Alan Ayckbourn has two prime virtues as a dramatist. One is his constant innovation in form, stretching both the use of stage space and playing with time sequences. Here the escalating action in the second act turns the multiple rooms into different homes that host scenes played out in parallel. In truth the speed and fluency of action masks the fact that the script is not that comic.

Sherry Baines, an enlivened new face at Mold, brings to wife Poppy a luminosity and presence that successfully covers over the fact that the character has not much to do dramatically. On his first entrance Llion Williams’ Benedict Hough is unrecognisable with his rounded shoulders, his horrible coat, quaint briefcase, brushed down hair and brown shoes. Dyfrig Morris’ Desmond, the company director with his dream of escape to a Majorcan restaurant, habitually pats down his greasy hair before answering the telephone.

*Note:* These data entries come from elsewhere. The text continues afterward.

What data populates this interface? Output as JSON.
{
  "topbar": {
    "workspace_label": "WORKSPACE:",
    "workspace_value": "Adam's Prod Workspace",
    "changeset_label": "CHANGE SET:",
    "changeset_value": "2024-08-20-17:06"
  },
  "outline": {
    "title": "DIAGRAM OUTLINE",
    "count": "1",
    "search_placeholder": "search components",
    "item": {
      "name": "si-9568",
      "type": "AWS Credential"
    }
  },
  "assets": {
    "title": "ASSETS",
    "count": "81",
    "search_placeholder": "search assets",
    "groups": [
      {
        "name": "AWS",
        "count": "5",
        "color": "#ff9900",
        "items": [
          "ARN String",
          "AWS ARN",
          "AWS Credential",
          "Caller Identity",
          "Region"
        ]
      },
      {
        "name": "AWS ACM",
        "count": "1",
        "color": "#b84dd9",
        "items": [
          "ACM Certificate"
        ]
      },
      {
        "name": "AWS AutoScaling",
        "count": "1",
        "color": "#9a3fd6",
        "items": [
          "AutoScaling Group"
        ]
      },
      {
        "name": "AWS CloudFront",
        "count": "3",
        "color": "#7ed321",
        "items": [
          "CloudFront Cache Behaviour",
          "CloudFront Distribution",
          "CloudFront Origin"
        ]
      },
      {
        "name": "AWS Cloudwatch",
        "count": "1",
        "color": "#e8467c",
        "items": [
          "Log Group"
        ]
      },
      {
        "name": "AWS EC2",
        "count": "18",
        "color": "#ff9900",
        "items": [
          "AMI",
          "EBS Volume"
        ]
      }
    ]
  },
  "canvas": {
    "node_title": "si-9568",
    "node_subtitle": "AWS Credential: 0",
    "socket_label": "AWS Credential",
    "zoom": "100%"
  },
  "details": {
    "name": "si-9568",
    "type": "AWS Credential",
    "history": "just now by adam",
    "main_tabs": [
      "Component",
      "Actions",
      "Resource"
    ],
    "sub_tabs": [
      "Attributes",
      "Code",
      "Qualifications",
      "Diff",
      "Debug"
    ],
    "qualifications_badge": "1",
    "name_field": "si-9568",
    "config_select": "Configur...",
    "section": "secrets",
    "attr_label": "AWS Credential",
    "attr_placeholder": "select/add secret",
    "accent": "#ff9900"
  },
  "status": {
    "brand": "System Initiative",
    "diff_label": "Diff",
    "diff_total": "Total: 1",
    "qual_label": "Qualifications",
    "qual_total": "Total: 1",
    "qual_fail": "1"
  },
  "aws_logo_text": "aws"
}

The look of Harriet, the dog-obsessed, anorexic with a penchant for gorging on Kendal Mint Cake, is borrowed from Auntie Vera in the Giles’ cartoons. As played by Catrin Aaron she is a frowsty, lip-twitching horror. Hilary Tones’ Anita with her leather skirt and her leopard skin print shoes is all opulent chavvishness. The character’s public display of S-M bustier and thigh-high boots looked tacky in 1987; with the changes in the last couple of decades that has not changed.

Great claims have been made for this script. “The central political play of the decade” says Ayckbourn’s biographer. “A prophetic social document” that foreshadows the credit crisis says another critic. Not really. The difference is colossal. For a director of a small company the risk is total. The whole point of the investment banks’ conversion from partnership to public status was that it neutralised any personal liability; hence the encyclopedic quantity of writing on the loss of moral hazard.

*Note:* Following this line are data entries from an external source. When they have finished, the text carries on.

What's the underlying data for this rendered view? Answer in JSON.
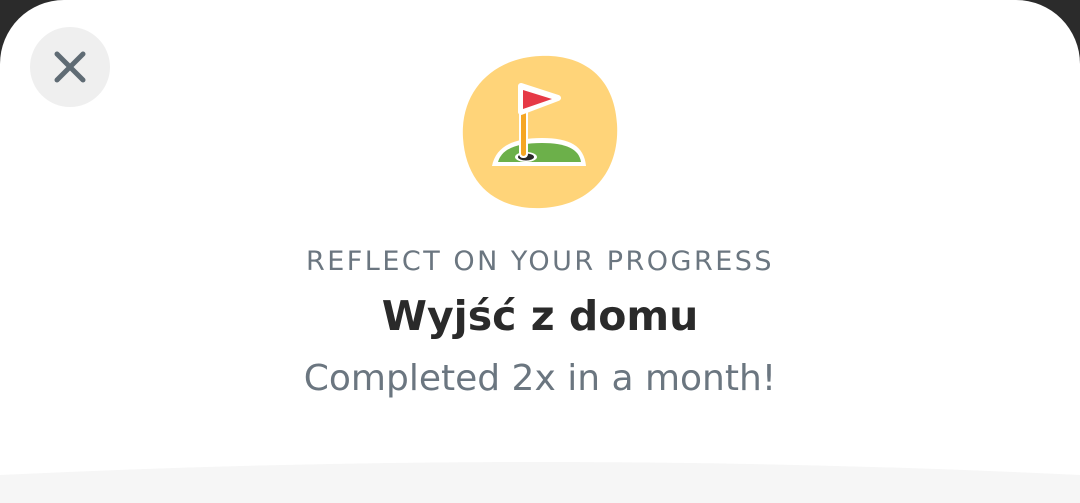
{
  "header": {
    "close_icon": "close-icon"
  },
  "badge": {
    "icon": "golf-flag-icon",
    "background_color": "#FFD479",
    "flag_color": "#E63946",
    "green_color": "#6CB04A"
  },
  "content": {
    "eyebrow": "REFLECT ON YOUR PROGRESS",
    "habit_name": "Wyjść z domu",
    "summary": "Completed 2x in a month!"
  },
  "colors": {
    "text_muted": "#6B7680",
    "text_dark": "#2A2A2A",
    "close_bg": "#EFEFEF",
    "sheet_bg": "#FFFFFF",
    "bottom_panel": "#F6F6F6"
  }
}
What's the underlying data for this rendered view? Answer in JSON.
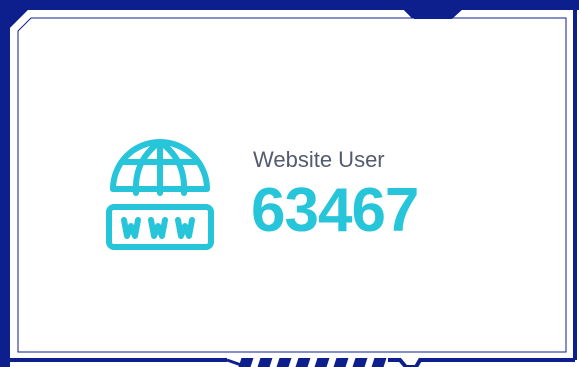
{
  "widget": {
    "label": "Website User",
    "value": "63467",
    "icon": "www-globe-icon",
    "colors": {
      "frame": "#0d1f8c",
      "accent": "#27c5d9",
      "label": "#555b6e",
      "background": "#ffffff"
    }
  }
}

There is an Ayckbourn play that is prophetic. The one that preceded “A Small Family Business” “Woman in Mind” tackles head-on consumer fantasies of perfection, simply beyond the average human being. It is a play well deserving of a revival.

The plot here is a deck of cards. As the details are skimpy it is hard to discern what crime has taken place. It looks more as though the doings at Ayres and Graces might be grounds for civil rather than criminal action. The plot depends crucially on a private investigator being brought in. This is illogical. All Jack McCracken has to do is to skim his invoices and stock control system. It is absurd that the Mob should announce its heroin smuggling methods to a leaky family in Britain.

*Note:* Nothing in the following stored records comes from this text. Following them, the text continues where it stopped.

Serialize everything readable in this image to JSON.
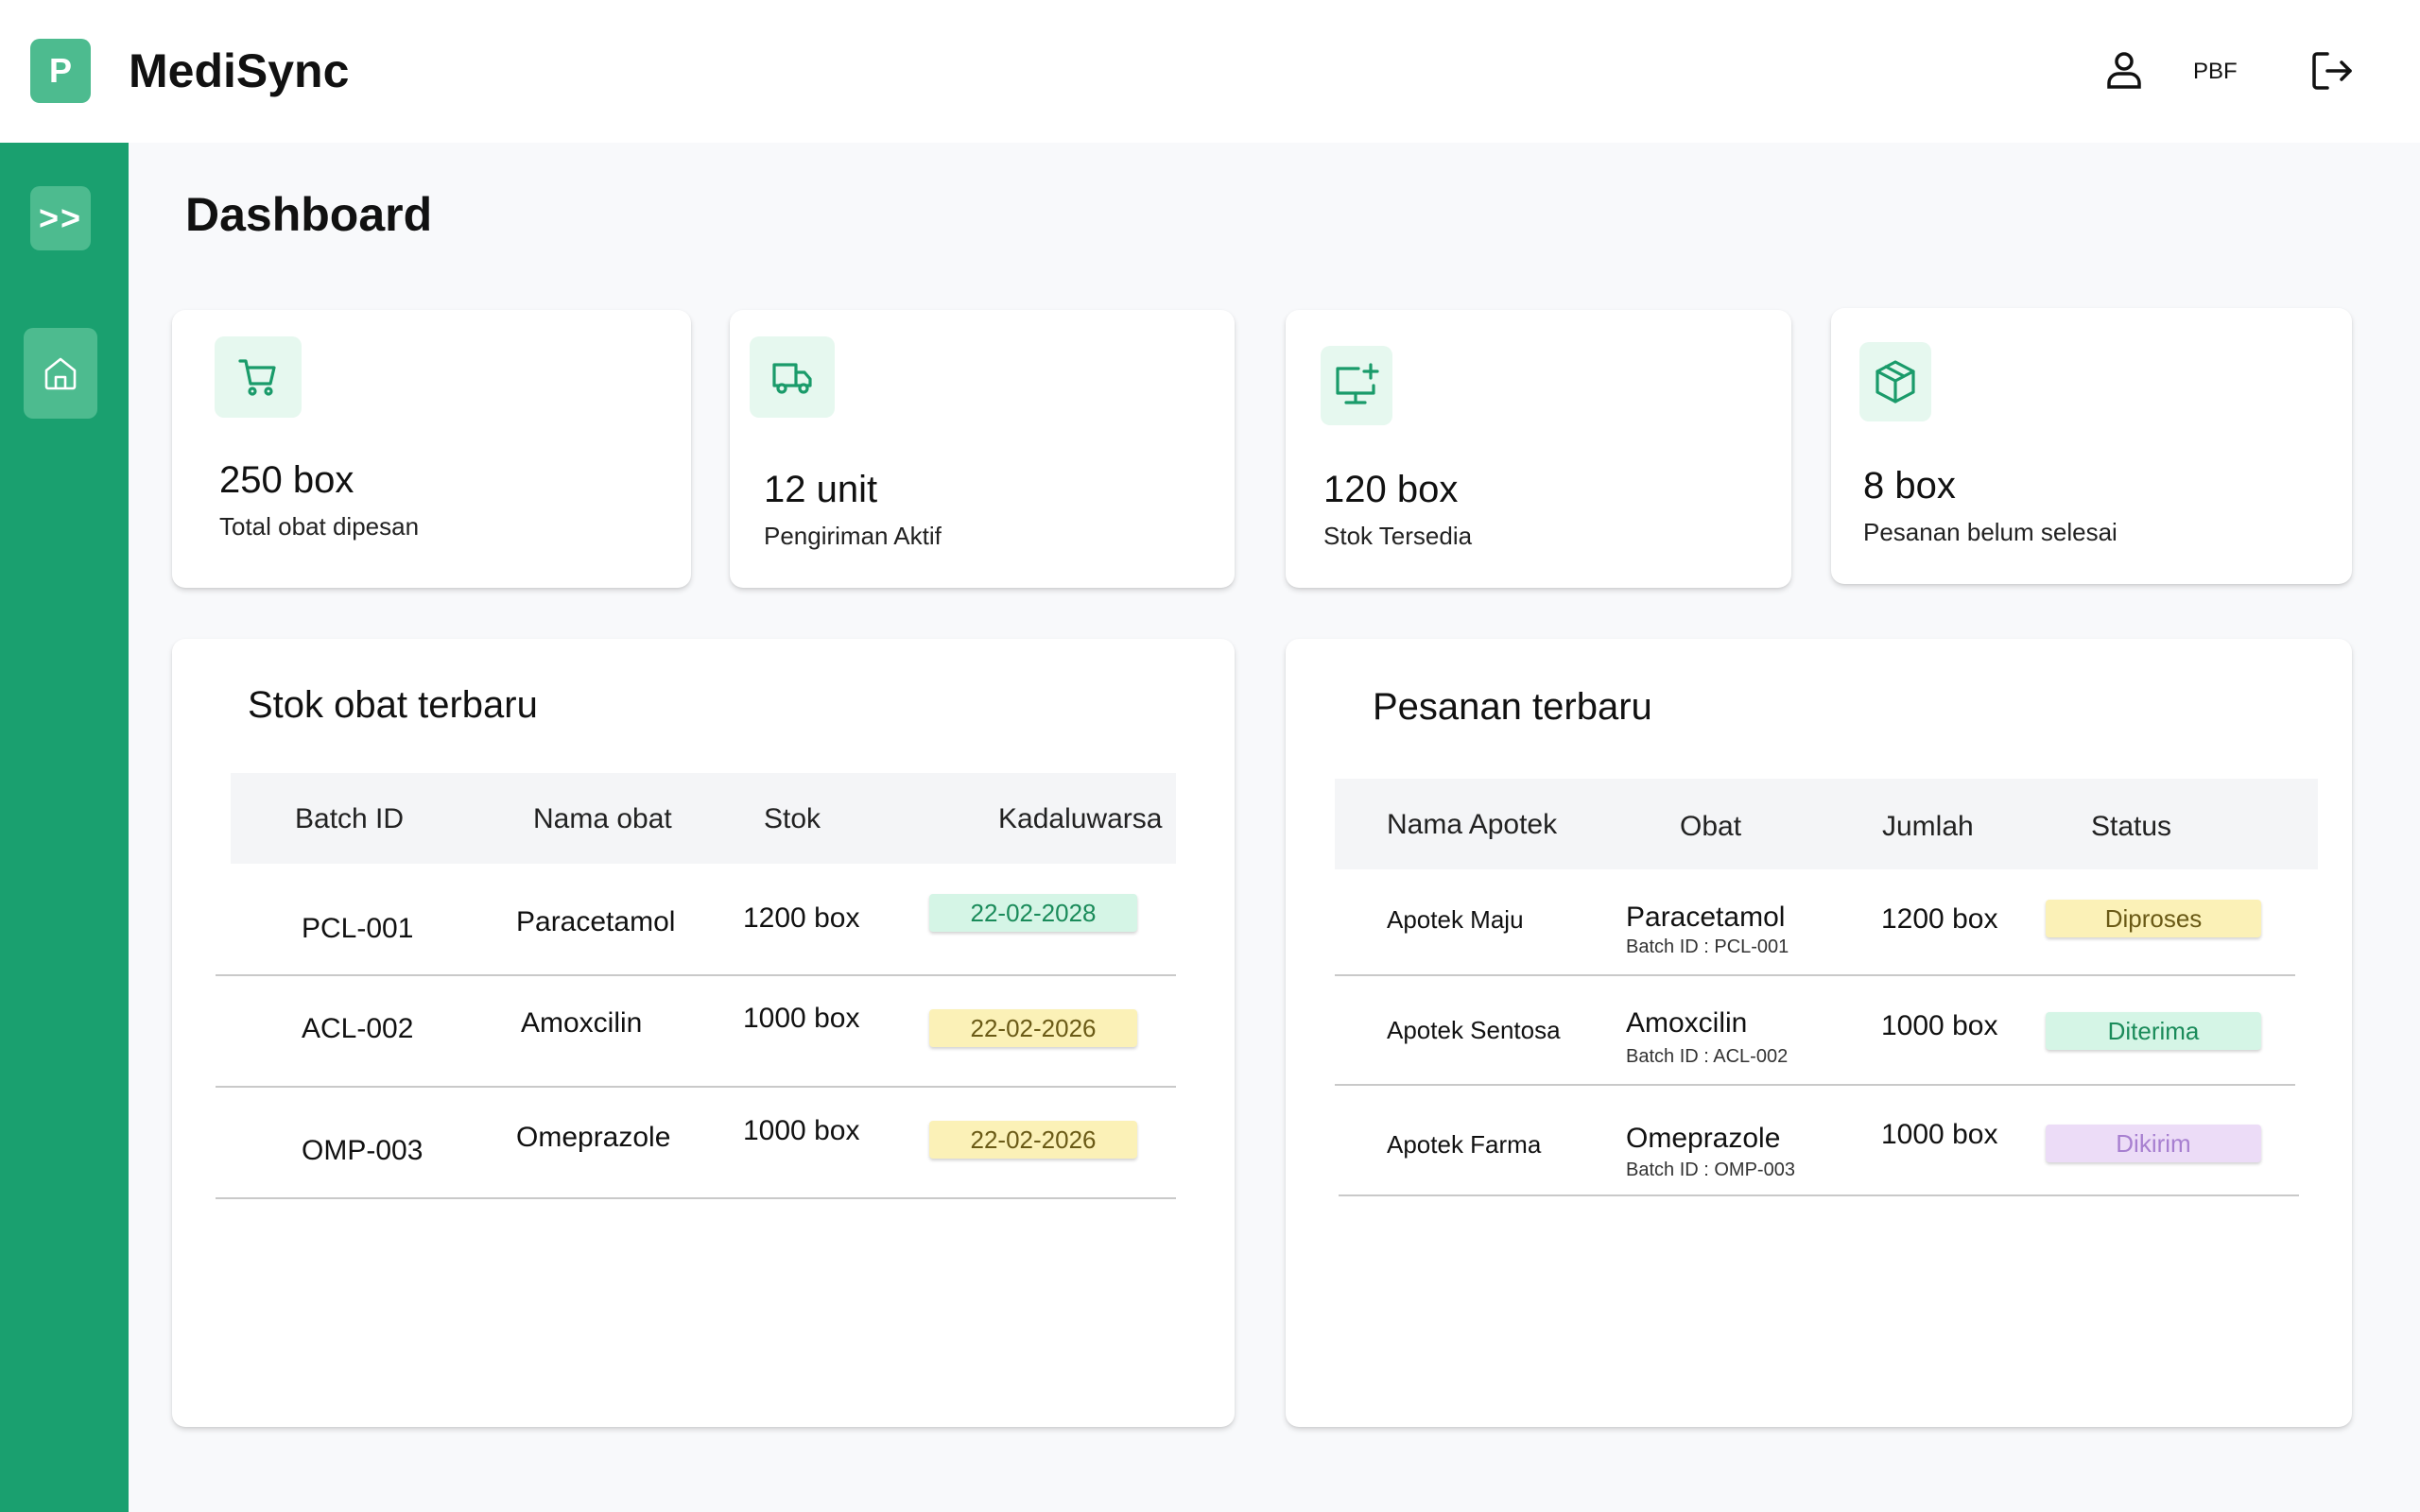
{
  "header": {
    "logo_letter": "P",
    "app_name": "MediSync",
    "user_label": "PBF",
    "user_icon": "user-icon",
    "logout_icon": "logout-icon"
  },
  "sidebar": {
    "toggle_label": ">>",
    "items": [
      {
        "icon": "home-icon",
        "label": ""
      }
    ]
  },
  "page": {
    "title": "Dashboard"
  },
  "stats": [
    {
      "icon": "cart-icon",
      "value": "250 box",
      "label": "Total obat dipesan"
    },
    {
      "icon": "truck-icon",
      "value": "12 unit",
      "label": "Pengiriman Aktif"
    },
    {
      "icon": "monitor-plus-icon",
      "value": "120 box",
      "label": "Stok Tersedia"
    },
    {
      "icon": "package-icon",
      "value": "8 box",
      "label": "Pesanan belum selesai"
    }
  ],
  "stock_table": {
    "title": "Stok obat terbaru",
    "headers": [
      "Batch ID",
      "Nama obat",
      "Stok",
      "Kadaluwarsa"
    ],
    "rows": [
      {
        "batch": "PCL-001",
        "name": "Paracetamol",
        "stock": "1200 box",
        "expiry": "22-02-2028",
        "expiry_status": "green"
      },
      {
        "batch": "ACL-002",
        "name": "Amoxcilin",
        "stock": "1000 box",
        "expiry": "22-02-2026",
        "expiry_status": "yellow"
      },
      {
        "batch": "OMP-003",
        "name": "Omeprazole",
        "stock": "1000 box",
        "expiry": "22-02-2026",
        "expiry_status": "yellow"
      }
    ]
  },
  "orders_table": {
    "title": "Pesanan terbaru",
    "headers": [
      "Nama Apotek",
      "Obat",
      "Jumlah",
      "Status"
    ],
    "rows": [
      {
        "pharmacy": "Apotek Maju",
        "drug": "Paracetamol",
        "batch": "Batch ID : PCL-001",
        "qty": "1200 box",
        "status": "Diproses",
        "status_color": "yellow"
      },
      {
        "pharmacy": "Apotek Sentosa",
        "drug": "Amoxcilin",
        "batch": "Batch ID : ACL-002",
        "qty": "1000 box",
        "status": "Diterima",
        "status_color": "green"
      },
      {
        "pharmacy": "Apotek Farma",
        "drug": "Omeprazole",
        "batch": "Batch ID : OMP-003",
        "qty": "1000 box",
        "status": "Dikirim",
        "status_color": "purple"
      }
    ]
  },
  "colors": {
    "brand_green": "#1aa06f",
    "brand_light": "#4dbb8f",
    "icon_green": "#1a9b6a",
    "badge_green": "#d5f5e6",
    "badge_yellow": "#fbf1b7",
    "badge_purple": "#ecdcf7"
  }
}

The plotting is so lacking in specifics that the Guardian and I diverge in understanding exactly what Richard Elfyn’s spivvy Clifford is up to. This under-worked plot is the reason “A Small Family Business” lacks the resonance and metaphor that Harley Granville Barker in 1905 achieved with his similarly themed “The Voysey Inheritance.”

The script contains a coded line of reference to fellow playwright Alan Bennett. His 1985 script “A Private Function” also dealt with low-level corruption. The set contains one puzzle, a six by four photo of Rita Hayworth on the lower shelf of the telephone table. A prop does not turn by accident at a Terry Hands production. Ms Hayworth died the year of the first production. A famous victim of Alzheimer’s maybe her presence is a coded rebuke to a script which milks senile dementia for its supposed hilarity. Black humour can go anywhere, use anything but for those in proximity to senile dementia its exploitation for comedy is irredeemably unfunny.

Excellent support from Francois Pandolfo, Franco F Spandolio, Randolfo Piscano, Napolion D Rascoff and Adolfo P Franscon as various dubious, hyper-sexed and plummy-voiced members of the Rivetti clan.

A programme note, presumably contracted-out, presents pilfering at work as a modern phenomenon cosily ascribable to neo-liberalism. It is a silly and tendentious reduction of a rich human sociology. Whether born out of indolence or ideology the author only reveals his ignorance of important earlier work like Gerald Mars’ 1983 “Cheats at Work. An Anthropology of Workplace Crime.”